9692 | Market Slip, Saint John, New Brunswick
Market Slip, Saint John, New Brunswick
About 1863, 19th century
Albumen print mounted on card
20.6 x 24.5 cm
Gift of the Wilhelmina Smith Estate
This artefact belongs to: © New Brunswick Museum
Keys to History
Saint John, New Brunswick, the home city of the Jack family, was a hive of activity in the mid-19th century. It was both the social and economic centre of the province. Along with lumbering and agriculture, shipbuilding and shipping provided great wealth to New Brunswick. Market Slip, on the shore of Saint John's harbour, was one of the province's primary import and export facilities.
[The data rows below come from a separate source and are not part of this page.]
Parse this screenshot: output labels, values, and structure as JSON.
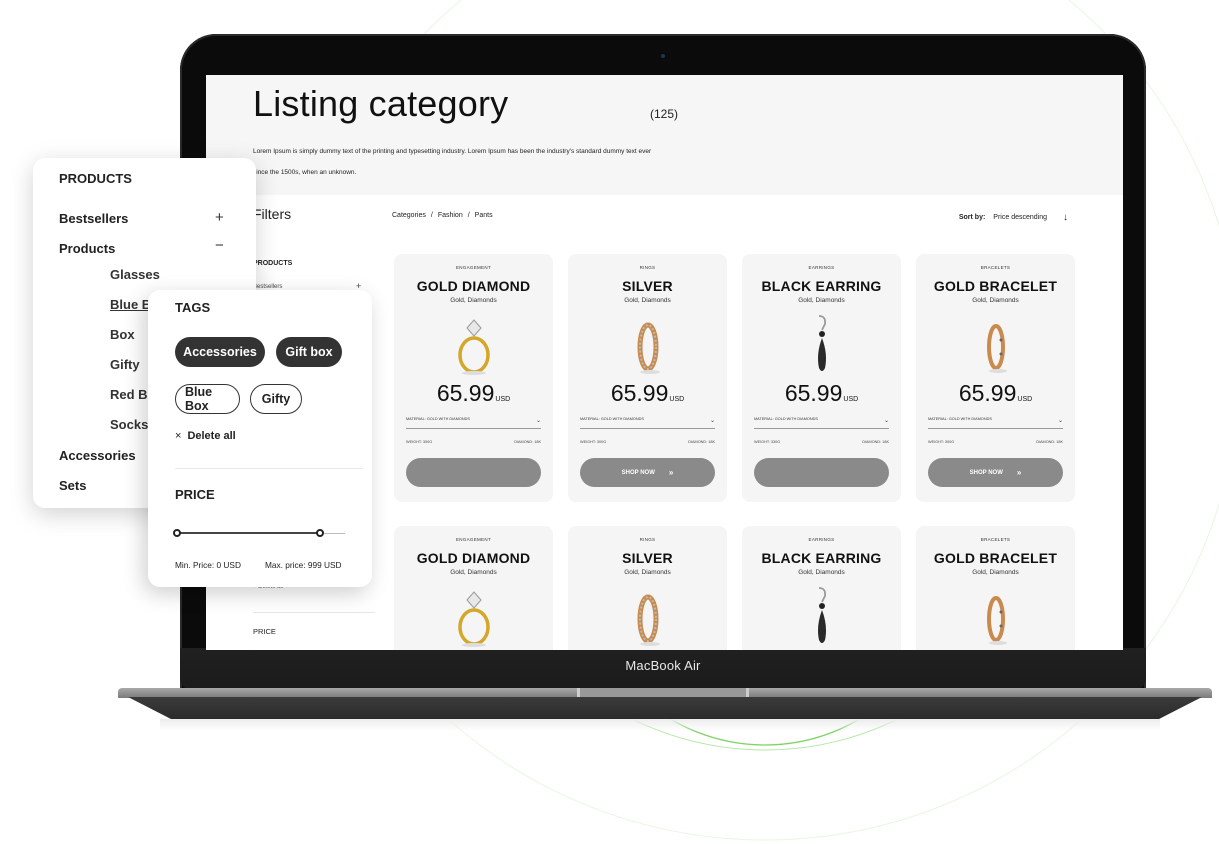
{
  "device": {
    "label": "MacBook Air"
  },
  "hero": {
    "title": "Listing category",
    "count": "(125)",
    "description": "Lorem Ipsum is simply dummy text of the printing and typesetting industry. Lorem Ipsum has been the industry's standard dummy text ever since the 1500s, when an unknown."
  },
  "filters": {
    "title": "Filters",
    "products_heading": "PRODUCTS",
    "bestsellers": "Bestsellers",
    "plus": "+",
    "delete_all": "× Delete all",
    "price_heading": "PRICE"
  },
  "breadcrumb": {
    "items": [
      "Categories",
      "Fashion",
      "Pants"
    ],
    "separator": "/"
  },
  "sort": {
    "label": "Sort by:",
    "value": "Price descending",
    "arrow": "↓"
  },
  "products": [
    {
      "category": "ENGAGEMENT",
      "name": "GOLD DIAMOND",
      "subtitle": "Gold, Diamonds",
      "price": "65.99",
      "currency": "USD",
      "material": "MATERIAL: GOLD WITH DIAMONDS",
      "weight": "WEIGHT: 300G",
      "diamond": "DIAMOND: 18K",
      "button": "",
      "image": "engagement-ring"
    },
    {
      "category": "RINGS",
      "name": "SILVER",
      "subtitle": "Gold, Diamonds",
      "price": "65.99",
      "currency": "USD",
      "material": "MATERIAL: GOLD WITH DIAMONDS",
      "weight": "WEIGHT: 300G",
      "diamond": "DIAMOND: 18K",
      "button": "SHOP NOW",
      "image": "eternity-ring"
    },
    {
      "category": "EARRINGS",
      "name": "BLACK EARRING",
      "subtitle": "Gold, Diamonds",
      "price": "65.99",
      "currency": "USD",
      "material": "MATERIAL: GOLD WITH DIAMONDS",
      "weight": "WEIGHT: 330G",
      "diamond": "DIAMOND: 18K",
      "button": "",
      "image": "drop-earring"
    },
    {
      "category": "BRACELETS",
      "name": "GOLD BRACELET",
      "subtitle": "Gold, Diamonds",
      "price": "65.99",
      "currency": "USD",
      "material": "MATERIAL: GOLD WITH DIAMONDS",
      "weight": "WEIGHT: 300G",
      "diamond": "DIAMOND: 18K",
      "button": "SHOP NOW",
      "image": "gold-band"
    },
    {
      "category": "ENGAGEMENT",
      "name": "GOLD DIAMOND",
      "subtitle": "Gold, Diamonds",
      "image": "engagement-ring"
    },
    {
      "category": "RINGS",
      "name": "SILVER",
      "subtitle": "Gold, Diamonds",
      "image": "eternity-ring"
    },
    {
      "category": "EARRINGS",
      "name": "BLACK EARRING",
      "subtitle": "Gold, Diamonds",
      "image": "drop-earring"
    },
    {
      "category": "BRACELETS",
      "name": "GOLD BRACELET",
      "subtitle": "Gold, Diamonds",
      "image": "gold-band"
    }
  ],
  "products_panel": {
    "title": "PRODUCTS",
    "items": [
      {
        "label": "Bestsellers",
        "sign": "+"
      },
      {
        "label": "Products",
        "sign": "−"
      }
    ],
    "sub_items": [
      "Glasses",
      "Blue Box",
      "Box",
      "Gifty",
      "Red Box",
      "Socks"
    ],
    "bottom_items": [
      "Accessories",
      "Sets"
    ]
  },
  "tags_panel": {
    "title": "TAGS",
    "active_tags": [
      "Accessories",
      "Gift box"
    ],
    "inactive_tags": [
      "Blue Box",
      "Gifty"
    ],
    "delete_all": "Delete all",
    "delete_icon": "×",
    "price_title": "PRICE",
    "min_label": "Min. Price: 0 USD",
    "max_label": "Max. price: 999 USD",
    "range_min_fraction": 0,
    "range_max_fraction": 0.85
  },
  "colors": {
    "accent_green": "#5cc83c",
    "button_gray": "#8a8a8a",
    "tag_dark": "#333333"
  }
}
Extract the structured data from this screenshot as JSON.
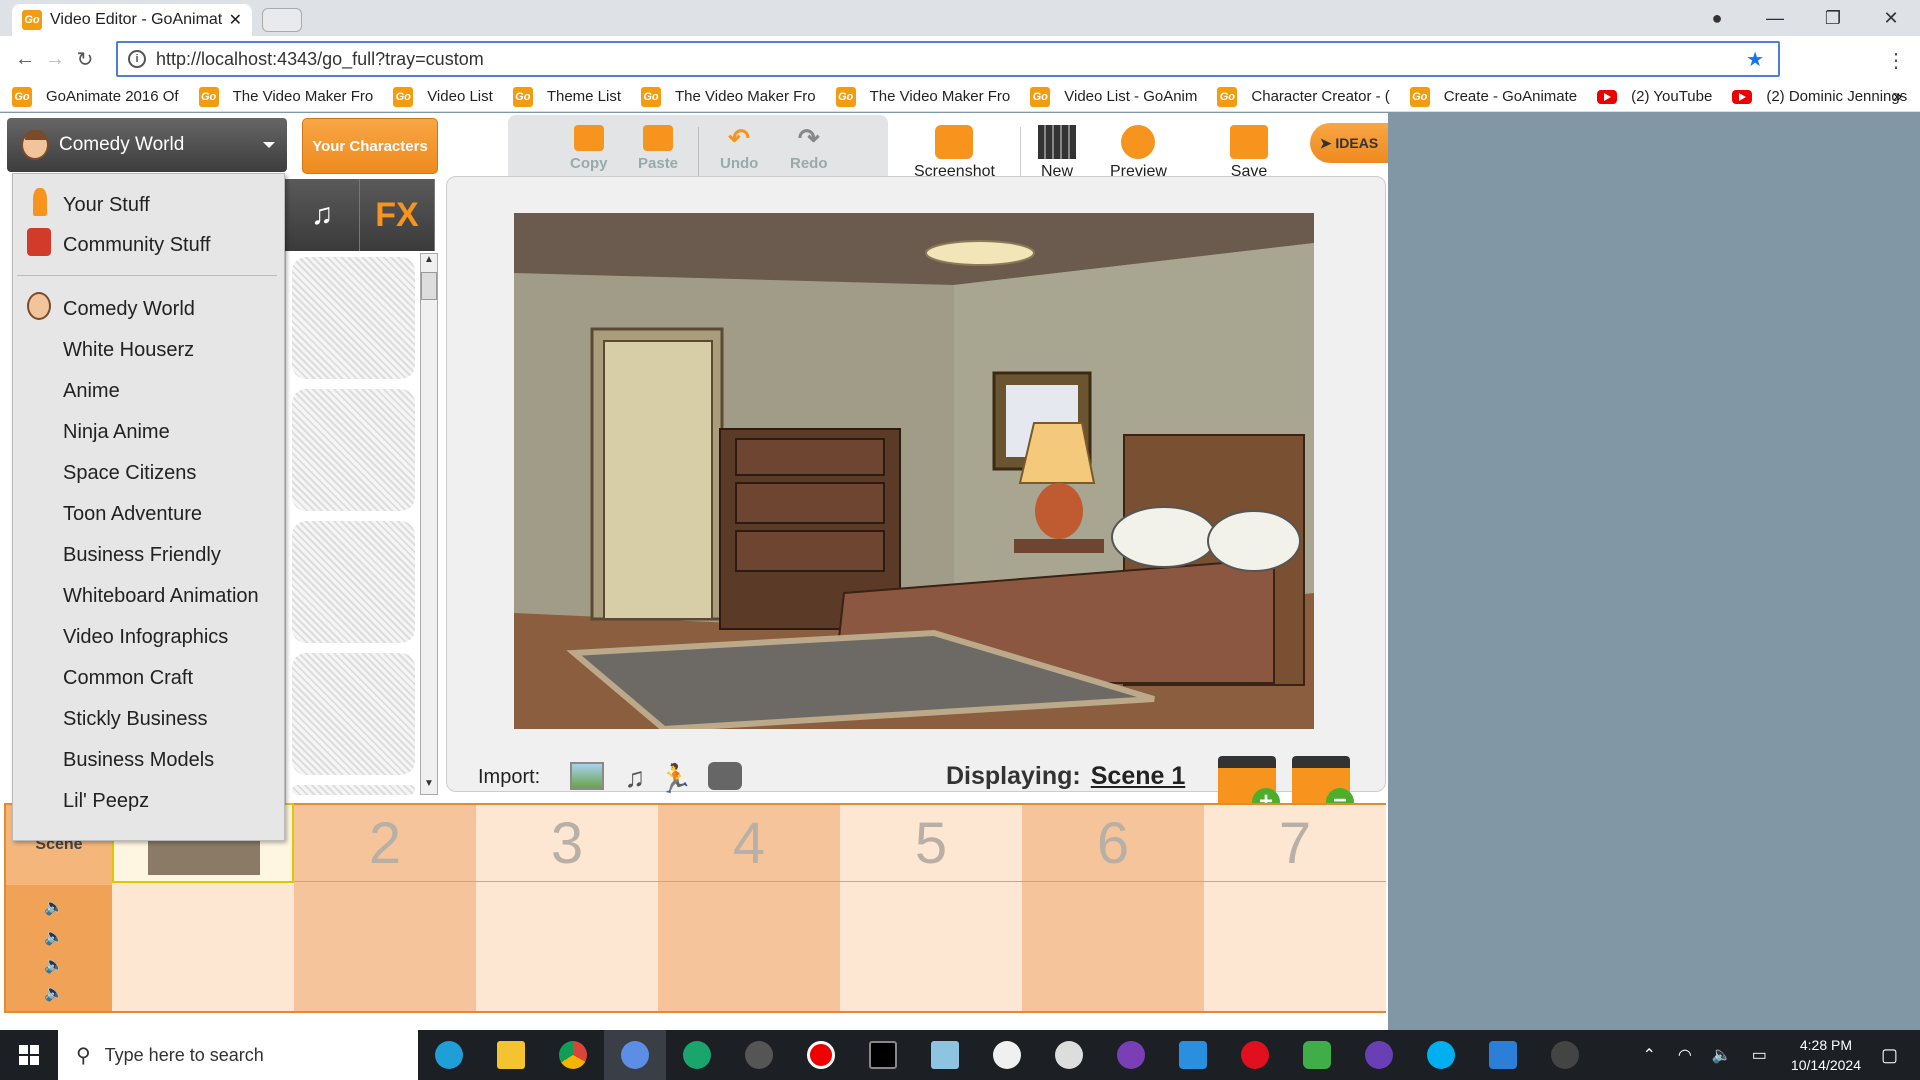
{
  "browser": {
    "tab_title": "Video Editor - GoAnimate",
    "url": "http://localhost:4343/go_full?tray=custom",
    "bookmarks": [
      {
        "label": "GoAnimate 2016 Of",
        "icon": "goanimate-icon"
      },
      {
        "label": "The Video Maker Fro",
        "icon": "goanimate-icon"
      },
      {
        "label": "Video List",
        "icon": "goanimate-icon"
      },
      {
        "label": "Theme List",
        "icon": "goanimate-icon"
      },
      {
        "label": "The Video Maker Fro",
        "icon": "goanimate-icon"
      },
      {
        "label": "The Video Maker Fro",
        "icon": "goanimate-icon"
      },
      {
        "label": "Video List - GoAnim",
        "icon": "goanimate-icon"
      },
      {
        "label": "Character Creator - (",
        "icon": "goanimate-icon"
      },
      {
        "label": "Create - GoAnimate",
        "icon": "goanimate-icon"
      },
      {
        "label": "(2) YouTube",
        "icon": "youtube-icon"
      },
      {
        "label": "(2) Dominic Jennings",
        "icon": "youtube-icon"
      }
    ],
    "more": "»"
  },
  "editor": {
    "theme_selector": "Comedy World",
    "your_characters": "Your Characters",
    "toolbar": {
      "copy": "Copy",
      "paste": "Paste",
      "undo": "Undo",
      "redo": "Redo",
      "screenshot": "Screenshot",
      "new": "New",
      "preview": "Preview",
      "save": "Save",
      "ideas": "IDEAS"
    },
    "tray_tabs": {
      "music": "♫",
      "fx": "FX"
    },
    "theme_menu": {
      "top": [
        "Your Stuff",
        "Community Stuff"
      ],
      "themes": [
        "Comedy World",
        "White Houserz",
        "Anime",
        "Ninja Anime",
        "Space Citizens",
        "Toon Adventure",
        "Business Friendly",
        "Whiteboard Animation",
        "Video Infographics",
        "Common Craft",
        "Stickly Business",
        "Business Models",
        "Lil' Peepz"
      ]
    },
    "import_label": "Import:",
    "displaying_label": "Displaying:",
    "displaying_scene": "Scene 1",
    "timeline": {
      "scene_label": "Scene",
      "numbers": [
        "2",
        "3",
        "4",
        "5",
        "6",
        "7"
      ]
    }
  },
  "taskbar": {
    "search_placeholder": "Type here to search",
    "time": "4:28 PM",
    "date": "10/14/2024"
  }
}
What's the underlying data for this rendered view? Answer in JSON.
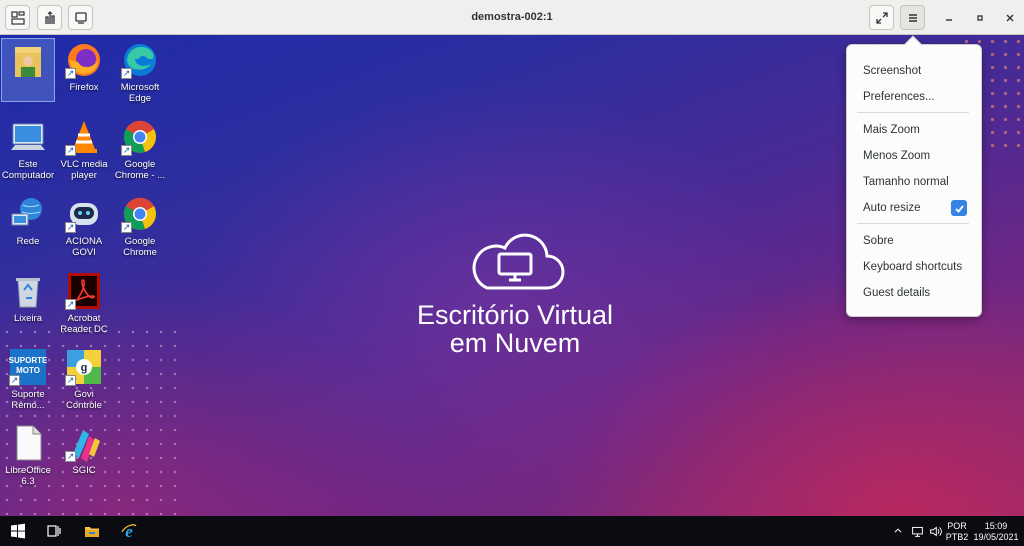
{
  "window": {
    "title": "demostra-002:1"
  },
  "desktop_icons": [
    {
      "label": ""
    },
    {
      "label": "Firefox"
    },
    {
      "label": "Microsoft Edge"
    },
    {
      "label": "Este Computador"
    },
    {
      "label": "VLC media player"
    },
    {
      "label": "Google Chrome - ..."
    },
    {
      "label": "Rede"
    },
    {
      "label": "ACIONA GOVI"
    },
    {
      "label": "Google Chrome"
    },
    {
      "label": "Lixeira"
    },
    {
      "label": "Acrobat Reader DC"
    },
    {
      "label": "Suporte Remo..."
    },
    {
      "label": "Govi Controle"
    },
    {
      "label": "LibreOffice 6.3"
    },
    {
      "label": "SGIC"
    }
  ],
  "brand": {
    "line1": "Escritório Virtual",
    "line2": "em Nuvem"
  },
  "menu": {
    "screenshot": "Screenshot",
    "preferences": "Preferences...",
    "zoom_in": "Mais Zoom",
    "zoom_out": "Menos Zoom",
    "zoom_normal": "Tamanho normal",
    "auto_resize": "Auto resize",
    "auto_resize_checked": true,
    "about": "Sobre",
    "keyboard_shortcuts": "Keyboard shortcuts",
    "guest_details": "Guest details"
  },
  "taskbar": {
    "language_1": "POR",
    "language_2": "PTB2",
    "time": "15:09",
    "date": "19/05/2021"
  },
  "colors": {
    "accent": "#3584e4",
    "taskbar": "#0b0b12"
  }
}
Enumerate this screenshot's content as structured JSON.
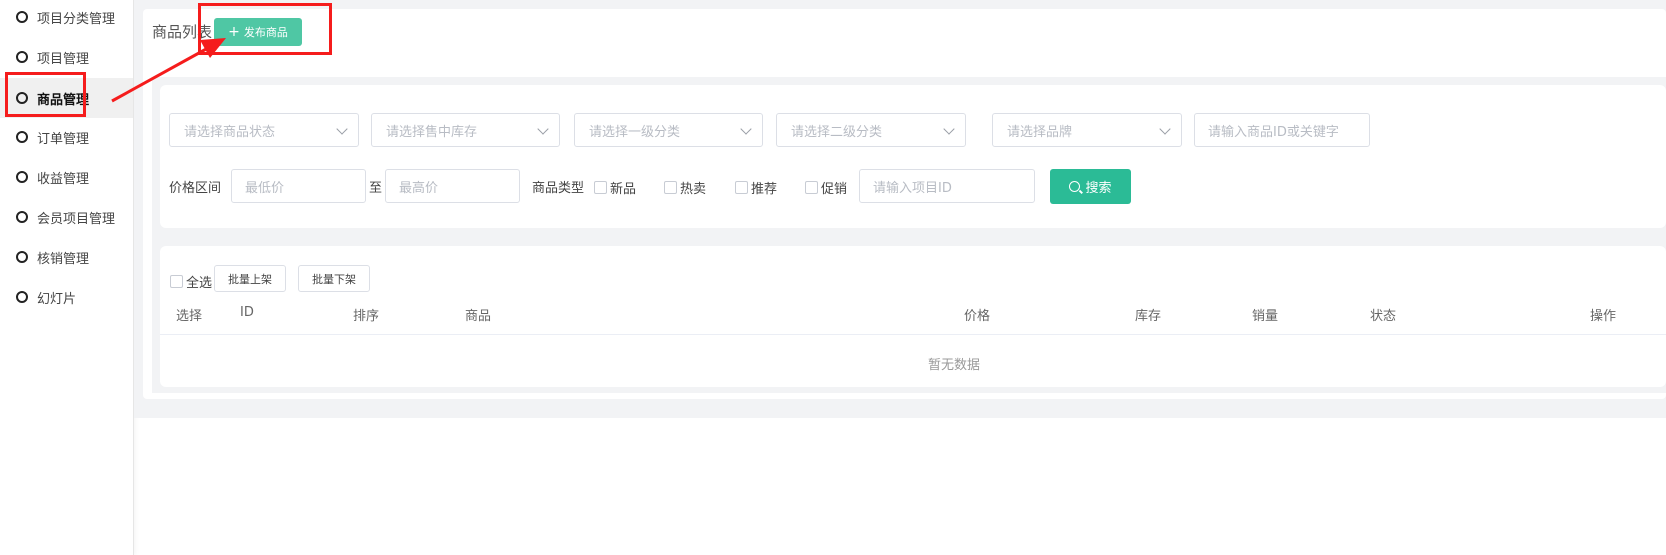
{
  "sidebar": {
    "items": [
      {
        "label": "项目分类管理",
        "active": false
      },
      {
        "label": "项目管理",
        "active": false
      },
      {
        "label": "商品管理",
        "active": true
      },
      {
        "label": "订单管理",
        "active": false
      },
      {
        "label": "收益管理",
        "active": false
      },
      {
        "label": "会员项目管理",
        "active": false
      },
      {
        "label": "核销管理",
        "active": false
      },
      {
        "label": "幻灯片",
        "active": false
      }
    ]
  },
  "header": {
    "title": "商品列表",
    "publish_button": "发布商品",
    "publish_icon": "plus-icon"
  },
  "filters": {
    "selects": [
      {
        "placeholder": "请选择商品状态"
      },
      {
        "placeholder": "请选择售中库存"
      },
      {
        "placeholder": "请选择一级分类"
      },
      {
        "placeholder": "请选择二级分类"
      },
      {
        "placeholder": "请选择品牌"
      }
    ],
    "keyword_placeholder": "请输入商品ID或关键字",
    "price_label": "价格区间",
    "min_price_placeholder": "最低价",
    "to_label": "至",
    "max_price_placeholder": "最高价",
    "type_label": "商品类型",
    "type_options": [
      "新品",
      "热卖",
      "推荐",
      "促销"
    ],
    "project_id_placeholder": "请输入项目ID",
    "search_button": "搜索",
    "search_icon": "search-icon"
  },
  "table": {
    "select_all": "全选",
    "batch_on": "批量上架",
    "batch_off": "批量下架",
    "columns": [
      "选择",
      "ID",
      "排序",
      "商品",
      "价格",
      "库存",
      "销量",
      "状态",
      "操作"
    ],
    "empty_text": "暂无数据"
  },
  "colors": {
    "primary": "#2bbb96",
    "publish": "#4fc7a4",
    "annotation": "#f51c1c"
  }
}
It is also traditionally identified as the landing site of the first contingent of United Empire Loyalists on May 18, 1783. Lined on both sides with stores and businesses, Market Slip played a key role in the economic life of the city and the province. Seen here at high tide, with sailing vessels tied to the wharves and wagons lining the adjoining square, Market Slip is bustling with activity. Cargoes need to be loaded or unloaded from vessels, and passengers await their boarding times. Unemployed labourers and sailors often gathered in the area with the hope of finding work.
A sloven, pictured here, was a horse-drawn four-wheeled cart with a low platform that made loading and unloading easier.
This view was taken from an upper floor of the building on the corner of Prince William Street and King Street, Saint John, New Brunswick.
This photograph was given in 1926 by the Wilhelmena Smith Estate to the Natural History Society, the forerunner of the New Brunswick Museum.
Paul Bedell surveyed and laid out the plan for Saint John, including Market Slip, in 1783.